Tax is calculated in invoicing. The data relevant to tax calculation, such as net amounts and the tax codes, is stored in the billing documents.
The tax is determined by a tax determination code. The procedure for determining the tax determination code is the same as for revenue account determination.
The tax determination code – together with the country and date – defines which VAT code is valid for the billed period or for the invoicing key date.
The VAT code and tax record are determined:
- At the time of billing and budget billing plan creation. In case of a change in tax, billing prorates the bill lines
- The proration takes place in invoicing. In case of a change in tax, proration does not take place. The tax that is valid at the time of invoicing is important.
Depending on the bill layout, there can be different tax base amounts for determining the VAT in bill printout and contract A/R & A/P postings, because the postings are independent of each other.

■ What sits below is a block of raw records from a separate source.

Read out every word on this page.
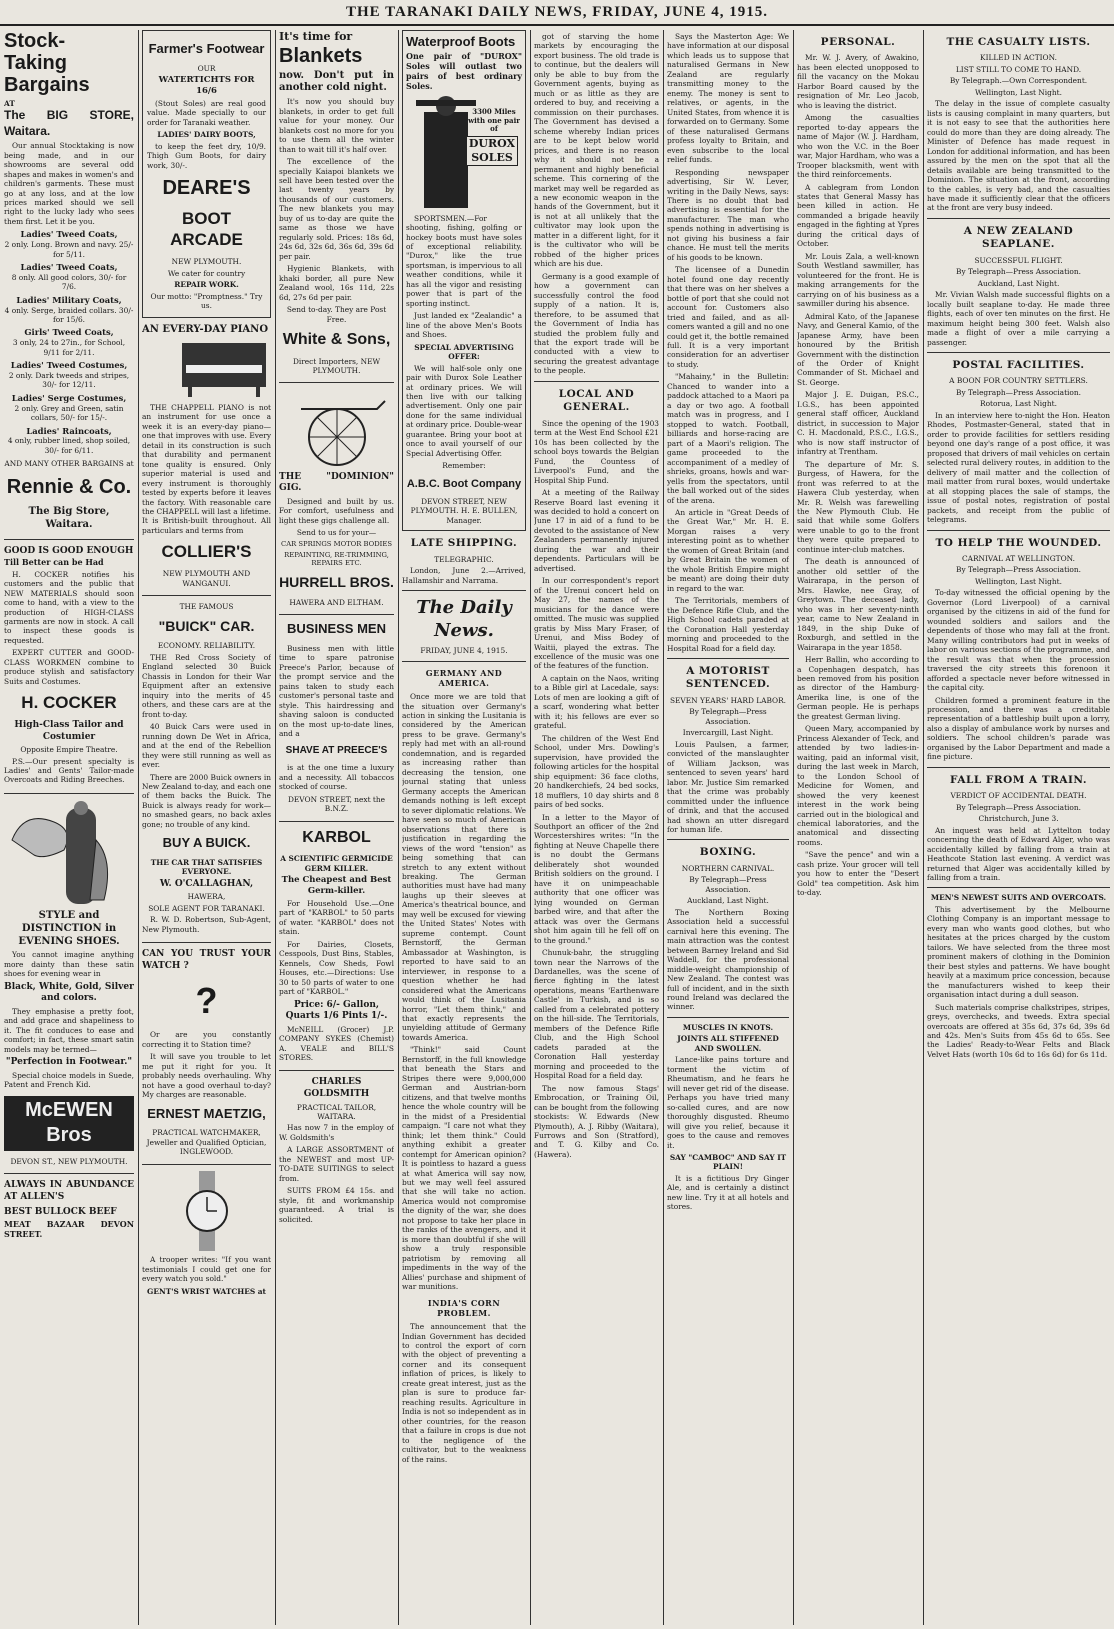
THE TARANAKI DAILY NEWS, FRIDAY, JUNE 4, 1915.
Stock-
Taking
Bargains
AT
The BIG STORE, Waitara.
Our annual Stocktaking is now being made, and in our showrooms are several odd shapes and makes in women's and children's garments. These must go at any loss, and at the low prices marked should we sell right to the lucky lady who sees them first. Let it be you.
Ladies' Tweed Coats,
2 only. Long. Brown and navy. 25/- for 5/11.
Ladies' Tweed Coats,
8 only. All good colors, 30/- for 7/6.
Ladies' Military Coats,
4 only. Serge, braided collars. 30/- for 15/6.
Girls' Tweed Coats,
3 only, 24 to 27in., for School, 9/11 for 2/11.
Ladies' Tweed Costumes,
2 only. Dark tweeds and stripes, 30/- for 12/11.
Ladies' Serge Costumes,
2 only. Grey and Green, satin collars, 50/- for 15/-.
Ladies' Raincoats,
4 only, rubber lined, shop soiled, 30/- for 6/11.
AND MANY OTHER BARGAINS at
Rennie & Co.
The Big Store, Waitara.
GOOD IS GOOD ENOUGH
Till Better can be Had
H. COCKER notifies his customers and the public that NEW MATERIALS should soon come to hand, with a view to the production of HIGH-CLASS garments are now in stock. A call to inspect these goods is requested.
EXPERT CUTTER and GOOD-CLASS WORKMEN combine to produce stylish and satisfactory Suits and Costumes.
H. COCKER
High-Class Tailor and Costumier
Opposite Empire Theatre.
P.S.—Our present specialty is Ladies' and Gents' Tailor-made Overcoats and Riding Breeches.
STYLE and DISTINCTION in EVENING SHOES.
You cannot imagine anything more dainty than these satin shoes for evening wear in
Black, White, Gold, Silver and colors.
They emphasise a pretty foot, and add grace and shapeliness to it. The fit conduces to ease and comfort; in fact, these smart satin models may be termed—
"Perfection in Footwear."
Special choice models in Suede, Patent and French Kid.
McEWEN Bros
DEVON ST., NEW PLYMOUTH.
ALWAYS IN ABUNDANCE AT ALLEN'S
BEST BULLOCK BEEF
MEAT BAZAAR DEVON STREET.
Farmer's Footwear
OUR
WATERTICHTS FOR 16/6
(Stout Soles) are real good value. Made specially to our order for Taranaki weather.
LADIES' DAIRY BOOTS,
to keep the feet dry, 10/9. Thigh Gum Boots, for dairy work, 30/-.
DEARE'S
BOOT ARCADE
NEW PLYMOUTH.
We cater for country
REPAIR WORK.
Our motto: "Promptness." Try us.
AN EVERY-DAY PIANO
THE CHAPPELL PIANO is not an instrument for use once a week it is an every-day piano—one that improves with use. Every detail in its construction is such that durability and permanent tone quality is ensured. Only superior material is used and every instrument is thoroughly tested by experts before it leaves the factory. With reasonable care the CHAPPELL will last a lifetime. It is British-built throughout. All particulars and terms from
COLLIER'S
NEW PLYMOUTH AND WANGANUI.
THE FAMOUS
"BUICK" CAR.
ECONOMY. RELIABILITY.
THE Red Cross Society of England selected 30 Buick Chassis in London for their War Equipment after an extensive inquiry into the merits of 45 others, and these cars are at the front to-day.
40 Buick Cars were used in running down De Wet in Africa, and at the end of the Rebellion they were still running as well as ever.
There are 2000 Buick owners in New Zealand to-day, and each one of them backs the Buick. The Buick is always ready for work—no smashed gears, no back axles gone; no trouble of any kind.
BUY A BUICK.
THE CAR THAT SATISFIES EVERYONE.
W. O'CALLAGHAN,
HAWERA,
SOLE AGENT FOR TARANAKI.
R. W. D. Robertson, Sub-Agent, New Plymouth.
CAN YOU TRUST YOUR WATCH ?
?
Or are you constantly correcting it to Station time?
It will save you trouble to let me put it right for you. It probably needs overhauling. Why not have a good overhaul to-day? My charges are reasonable.
ERNEST MAETZIG,
PRACTICAL WATCHMAKER, Jeweller and Qualified Optician, INGLEWOOD.
A trooper writes: "If you want testimonials I could get one for every watch you sold."
GENT'S WRIST WATCHES at
It's time for
Blankets
now. Don't put in another cold night.
It's now you should buy blankets, in order to get full value for your money. Our blankets cost no more for you to use them all the winter than to wait till it's half over.
The excellence of the specially Kaiapoi blankets we sell have been tested over the last twenty years by thousands of our customers. The new blankets you may buy of us to-day are quite the same as those we have regularly sold. Prices: 18s 6d, 24s 6d, 32s 6d, 36s 6d, 39s 6d per pair.
Hygienic Blankets, with khaki border, all pure New Zealand wool, 16s 11d, 22s 6d, 27s 6d per pair.
Send to-day. They are Post Free.
White & Sons,
Direct Importers, NEW PLYMOUTH.
THE "DOMINION" GIG.
Designed and built by us. For comfort, usefulness and light these gigs challenge all.
Send to us for your—
CAR SPRINGS MOTOR BODIES
REPAINTING, RE-TRIMMING, REPAIRS ETC.
HURRELL BROS.
HAWERA AND ELTHAM.
BUSINESS MEN
Business men with little time to spare patronise Preece's Parlor, because of the prompt service and the pains taken to study each customer's personal taste and style. This hairdressing and shaving saloon is conducted on the most up-to-date lines, and a
SHAVE AT PREECE'S
is at the one time a luxury and a necessity. All tobaccos stocked of course.
DEVON STREET, next the B.N.Z.
KARBOL
A SCIENTIFIC GERMICIDE GERM KILLER.
The Cheapest and Best Germ-killer.
For Household Use.—One part of "KARBOL" to 50 parts of water. "KARBOL" does not stain.
For Dairies, Closets, Cesspools, Dust Bins, Stables, Kennels, Cow Sheds, Fowl Houses, etc.—Directions: Use 30 to 50 parts of water to one part of "KARBOL."
Price: 6/- Gallon, Quarts 1/6 Pints 1/-.
McNEILL (Grocer) J.P. COMPANY SYKES (Chemist) A. VEALE and BILL'S STORES.
CHARLES GOLDSMITH
PRACTICAL TAILOR, WAITARA.
Has now 7 in the employ of W. Goldsmith's
A LARGE ASSORTMENT of the NEWEST and most UP-TO-DATE SUITINGS to select from.
SUITS FROM £4 15s. and style, fit and workmanship guaranteed. A trial is solicited.
Waterproof Boots
One pair of "DUROX" Soles will outlast two pairs of best ordinary Soles.
3300 Miles with one pair of
DUROX SOLES
SPORTSMEN.—For shooting, fishing, golfing or hockey boots must have soles of exceptional reliability. "Durox," like the true sportsman, is impervious to all weather conditions, while it has all the vigor and resisting power that is part of the sporting instinct.
Just landed ex "Zealandic" a line of the above Men's Boots and Shoes.
SPECIAL ADVERTISING OFFER:
We will half-sole only one pair with Durox Sole Leather at ordinary prices. We will then live with our talking advertisement. Only one pair done for the same individual at ordinary price. Double-wear guarantee. Bring your boot at once to avail yourself of our Special Advertising Offer.
Remember:
A.B.C. Boot Company
DEVON STREET, NEW PLYMOUTH. H. E. BULLEN, Manager.
LATE SHIPPING.
TELEGRAPHIC.
London, June 2.—Arrived, Hallamshir and Narrama.
The Daily News.
FRIDAY, JUNE 4, 1915.
GERMANY AND AMERICA.
Once more we are told that the situation over Germany's action in sinking the Lusitania is considered by the American press to be grave. Germany's reply had met with an all-round condemnation, and is regarded as increasing rather than decreasing the tension, one journal stating that unless Germany accepts the American demands nothing is left except to sever diplomatic relations. We have seen so much of American observations that there is justification in regarding the views of the word "tension" as being something that can stretch to any extent without breaking. The German authorities must have had many laughs up their sleeves at America's theatrical bounce, and may well be excused for viewing the United States' Notes with supreme contempt. Count Bernstorff, the German Ambassador at Washington, is reported to have said to an interviewer, in response to a question whether he had considered what the Americans would think of the Lusitania horror, "Let them think," and that exactly represents the unyielding attitude of Germany towards America.
"Think!" said Count Bernstorff, in the full knowledge that beneath the Stars and Stripes there were 9,000,000 German and Austrian-born citizens, and that twelve months hence the whole country will be in the midst of a Presidential campaign. "I care not what they think; let them think." Could anything exhibit a greater contempt for American opinion? It is pointless to hazard a guess at what America will say now, but we may well feel assured that she will take no action. America would not compromise the dignity of the war, she does not propose to take her place in the ranks of the avengers, and it is more than doubtful if she will show a truly responsible patriotism by removing all impediments in the way of the Allies' purchase and shipment of war munitions.
INDIA'S CORN PROBLEM.
The announcement that the Indian Government has decided to control the export of corn with the object of preventing a corner and its consequent inflation of prices, is likely to create great interest, just as the plan is sure to produce far-reaching results. Agriculture in India is not so independent as in other countries, for the reason that a failure in crops is due not to the negligence of the cultivator, but to the weakness of the rains.
got of starving the home markets by encouraging the export business. The old trade is to continue, but the dealers will only be able to buy from the Government agents, buying as much or as little as they are ordered to buy, and receiving a commission on their purchases. The Government has devised a scheme whereby Indian prices are to be kept below world prices, and there is no reason why it should not be a permanent and highly beneficial scheme. This cornering of the market may well be regarded as a new economic weapon in the hands of the Government, but it is not at all unlikely that the cultivator may look upon the matter in a different light, for it is the cultivator who will be robbed of the higher prices which are his due.
Germany is a good example of how a government can successfully control the food supply of a nation. It is, therefore, to be assumed that the Government of India has studied the problem fully and that the export trade will be conducted with a view to securing the greatest advantage to the people.
LOCAL AND GENERAL.
Since the opening of the 1903 term at the West End School £21 10s has been collected by the school boys towards the Belgian Fund, the Countess of Liverpool's Fund, and the Hospital Ship Fund.
At a meeting of the Railway Reserve Board last evening it was decided to hold a concert on June 17 in aid of a fund to be devoted to the assistance of New Zealanders permanently injured during the war and their dependents. Particulars will be advertised.
In our correspondent's report of the Urenui concert held on May 27, the names of the musicians for the dance were omitted. The music was supplied gratis by Miss Mary Fraser, of Urenui, and Miss Bodey of Waitii, played the extras. The excellence of the music was one of the features of the function.
A captain on the Naos, writing to a Bible girl at Lacedale, says: Lots of men are looking a gift of a scarf, wondering what better with it; his fellows are ever so grateful.
The children of the West End School, under Mrs. Dowling's supervision, have provided the following articles for the hospital ship equipment: 36 face cloths, 20 handkerchiefs, 24 bed socks, 18 mufflers, 10 day shirts and 8 pairs of bed socks.
In a letter to the Mayor of Southport an officer of the 2nd Worcestershires writes: "In the fighting at Neuve Chapelle there is no doubt the Germans deliberately shot wounded British soldiers on the ground. I have it on unimpeachable authority that one officer was lying wounded on German barbed wire, and that after the attack was over the Germans shot him again till he fell off on to the ground."
Chunuk-bahr, the struggling town near the Narrows of the Dardanelles, was the scene of fierce fighting in the latest operations, means 'Earthenware Castle' in Turkish, and is so called from a celebrated pottery on the hill-side. The Territorials, members of the Defence Rifle Club, and the High School cadets paraded at the Coronation Hall yesterday morning and proceeded to the Hospital Road for a field day.
The now famous Stags' Embrocation, or Training Oil, can be bought from the following stockists: W. Edwards (New Plymouth), A. J. Ribby (Waitara), Furrows and Son (Stratford), and T. G. Kilby and Co. (Hawera).
Says the Masterton Age: We have information at our disposal which leads us to suppose that naturalised Germans in New Zealand are regularly transmitting money to the enemy. The money is sent to relatives, or agents, in the United States, from whence it is forwarded on to Germany. Some of these naturalised Germans profess loyalty to Britain, and even subscribe to the local relief funds.
Responding newspaper advertising, Sir W. Lever, writing in the Daily News, says: There is no doubt that bad advertising is essential for the manufacturer. The man who spends nothing in advertising is not giving his business a fair chance. He must tell the merits of his goods to be known.
The licensee of a Dunedin hotel found one day recently that there was on her shelves a bottle of port that she could not account for. Customers also tried and failed, and as all-comers wanted a gill and no one could get it, the bottle remained full. It is a very important consideration for an advertiser to study.
"Mahainy," in the Bulletin: Chanced to wander into a paddock attached to a Maori pa a day or two ago. A football match was in progress, and I stopped to watch. Football, billiards and horse-racing are part of a Maori's religion. The game proceeded to the accompaniment of a medley of shrieks, groans, howls and war-yells from the spectators, until the ball worked out of the sides of the arena.
An article in "Great Deeds of the Great War," Mr. H. E. Morgan raises a very interesting point as to whether the women of Great Britain (and by Great Britain the women of the whole British Empire might be meant) are doing their duty in regard to the war.
The Territorials, members of the Defence Rifle Club, and the High School cadets paraded at the Coronation Hall yesterday morning and proceeded to the Hospital Road for a field day.
A MOTORIST SENTENCED.
SEVEN YEARS' HARD LABOR.
By Telegraph—Press Association.
Invercargill, Last Night.
Louis Paulsen, a farmer, convicted of the manslaughter of William Jackson, was sentenced to seven years' hard labor. Mr. Justice Sim remarked that the crime was probably committed under the influence of drink, and that the accused had shown an utter disregard for human life.
BOXING.
NORTHERN CARNIVAL.
By Telegraph—Press Association.
Auckland, Last Night.
The Northern Boxing Association held a successful carnival here this evening. The main attraction was the contest between Barney Ireland and Sid Waddell, for the professional middle-weight championship of New Zealand. The contest was full of incident, and in the sixth round Ireland was declared the winner.
MUSCLES IN KNOTS.
JOINTS ALL STIFFENED AND SWOLLEN.
Lance-like pains torture and torment the victim of Rheumatism, and he fears he will never get rid of the disease. Perhaps you have tried many so-called cures, and are now thoroughly disgusted. Rheumo will give you relief, because it goes to the cause and removes it.
SAY "CAMBOC" AND SAY IT PLAIN!
It is a fictitious Dry Ginger Ale, and is certainly a distinct new line. Try it at all hotels and stores.
PERSONAL.
Mr. W. J. Avery, of Awakino, has been elected unopposed to fill the vacancy on the Mokau Harbor Board caused by the resignation of Mr. Leo Jacob, who is leaving the district.
Among the casualties reported to-day appears the name of Major (W. J. Hardham, who won the V.C. in the Boer war, Major Hardham, who was a Trooper blacksmith, went with the third reinforcements.
A cablegram from London states that General Massy has been killed in action. He commanded a brigade heavily engaged in the fighting at Ypres during the critical days of October.
Mr. Louis Zala, a well-known South Westland sawmiller, has volunteered for the front. He is making arrangements for the carrying on of his business as a sawmiller during his absence.
Admiral Kato, of the Japanese Navy, and General Kamio, of the Japanese Army, have been honoured by the British Government with the distinction of the Order of Knight Commander of St. Michael and St. George.
Major J. E. Duigan, P.S.C., I.G.S., has been appointed general staff officer, Auckland district, in succession to Major C. H. Macdonald, P.S.C., I.G.S., who is now staff instructor of infantry at Trentham.
The departure of Mr. S. Burgess, of Hawera, for the front was referred to at the Hawera Club yesterday, when Mr. R. Welsh was farewelling the New Plymouth Club. He said that while some Golfers were unable to go to the front they were quite prepared to continue inter-club matches.
The death is announced of another old settler of the Wairarapa, in the person of Mrs. Hawke, nee Gray, of Greytown. The deceased lady, who was in her seventy-ninth year, came to New Zealand in 1849, in the ship Duke of Roxburgh, and settled in the Wairarapa in the year 1858.
Herr Ballin, who according to a Copenhagen despatch, has been removed from his position as director of the Hamburg-Amerika line, is one of the German people. He is perhaps the greatest German living.
Queen Mary, accompanied by Princess Alexander of Teck, and attended by two ladies-in-waiting, paid an informal visit, during the last week in March, to the London School of Medicine for Women, and showed the very keenest interest in the work being carried out in the biological and chemical laboratories, and the anatomical and dissecting rooms.
"Save the pence" and win a cash prize. Your grocer will tell you how to enter the "Desert Gold" tea competition. Ask him to-day.
THE CASUALTY LISTS.
KILLED IN ACTION.
LIST STILL TO COME TO HAND.
By Telegraph.—Own Correspondent.
Wellington, Last Night.
The delay in the issue of complete casualty lists is causing complaint in many quarters, but it is not easy to see that the authorities here could do more than they are doing already. The Minister of Defence has made request in London for additional information, and has been assured by the men on the spot that all the details available are being transmitted to the Dominion. The situation at the front, according to the cables, is very bad, and the casualties have made it sufficiently clear that the officers at the front are very busy indeed.
A NEW ZEALAND SEAPLANE.
SUCCESSFUL FLIGHT.
By Telegraph—Press Association.
Auckland, Last Night.
Mr. Vivian Walsh made successful flights on a locally built seaplane to-day. He made three flights, each of over ten minutes on the first. He maximum height being 300 feet. Walsh also made a flight of over a mile carrying a passenger.
POSTAL FACILITIES.
A BOON FOR COUNTRY SETTLERS.
By Telegraph—Press Association.
Rotorua, Last Night.
In an interview here to-night the Hon. Heaton Rhodes, Postmaster-General, stated that in order to provide facilities for settlers residing beyond one day's range of a post office, it was proposed that drivers of mail vehicles on certain selected rural delivery routes, in addition to the delivery of mail matter and the collection of mail matter from rural boxes, would undertake at all stopping places the sale of stamps, the issue of postal notes, registration of postal packets, and receipt from the public of telegrams.
TO HELP THE WOUNDED.
CARNIVAL AT WELLINGTON.
By Telegraph—Press Association.
Wellington, Last Night.
To-day witnessed the official opening by the Governor (Lord Liverpool) of a carnival organised by the citizens in aid of the fund for wounded soldiers and sailors and the dependents of those who may fall at the front. Many willing contributors had put in weeks of labor on various sections of the programme, and the result was that when the procession traversed the city streets this forenoon it afforded a spectacle never before witnessed in the capital city.
Children formed a prominent feature in the procession, and there was a creditable representation of a battleship built upon a lorry, also a display of ambulance work by nurses and soldiers. The school children's parade was organised by the Labor Department and made a fine picture.
FALL FROM A TRAIN.
VERDICT OF ACCIDENTAL DEATH.
By Telegraph—Press Association.
Christchurch, June 3.
An inquest was held at Lyttelton today concerning the death of Edward Alger, who was accidentally killed by falling from a train at Heathcote Station last evening. A verdict was returned that Alger was accidentally killed by falling from a train.
MEN'S NEWEST SUITS AND OVERCOATS.
This advertisement by the Melbourne Clothing Company is an important message to every man who wants good clothes, but who hesitates at the prices charged by the custom tailors. We have selected from the three most prominent makers of clothing in the Dominion their best styles and patterns. We have bought heavily at a maximum price concession, because the manufacturers wished to keep their organisation intact during a dull season.
Such materials comprise chalkstripes, stripes, greys, overchecks, and tweeds. Extra special overcoats are offered at 35s 6d, 37s 6d, 39s 6d and 42s. Men's Suits from 45s 6d to 65s. See the Ladies' Ready-to-Wear Felts and Black Velvet Hats (worth 10s 6d to 16s 6d) for 6s 11d.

In the example, the VAT is printed separately for each billing document. The postings to the general ledger account are however grouped according to energy price and service price. The tax is calculated for each offsetting item, summarized and posted to the tax account (each individual item is round according to currency).
A maximum difference of € 0.01 (or the smallest currency unit) between the print document and the contract A/R & A/P document is permitted for each bill line.
If the maximum permitted amount is exceeded, invoicing is canceled with error message Difference for tax clearing too large. Otherwise, the posted VAT is automatically adjusted to the VAT on the bill.
The required representation of VAT on the bill depends on which presort key was stored in the billing schema.
The budget billing amounts transferred to invoicing are gross amounts. The VAT is calculated from these gross amounts. Otherwise, the posted VAT is automatically adjusted to the VAT on the bill.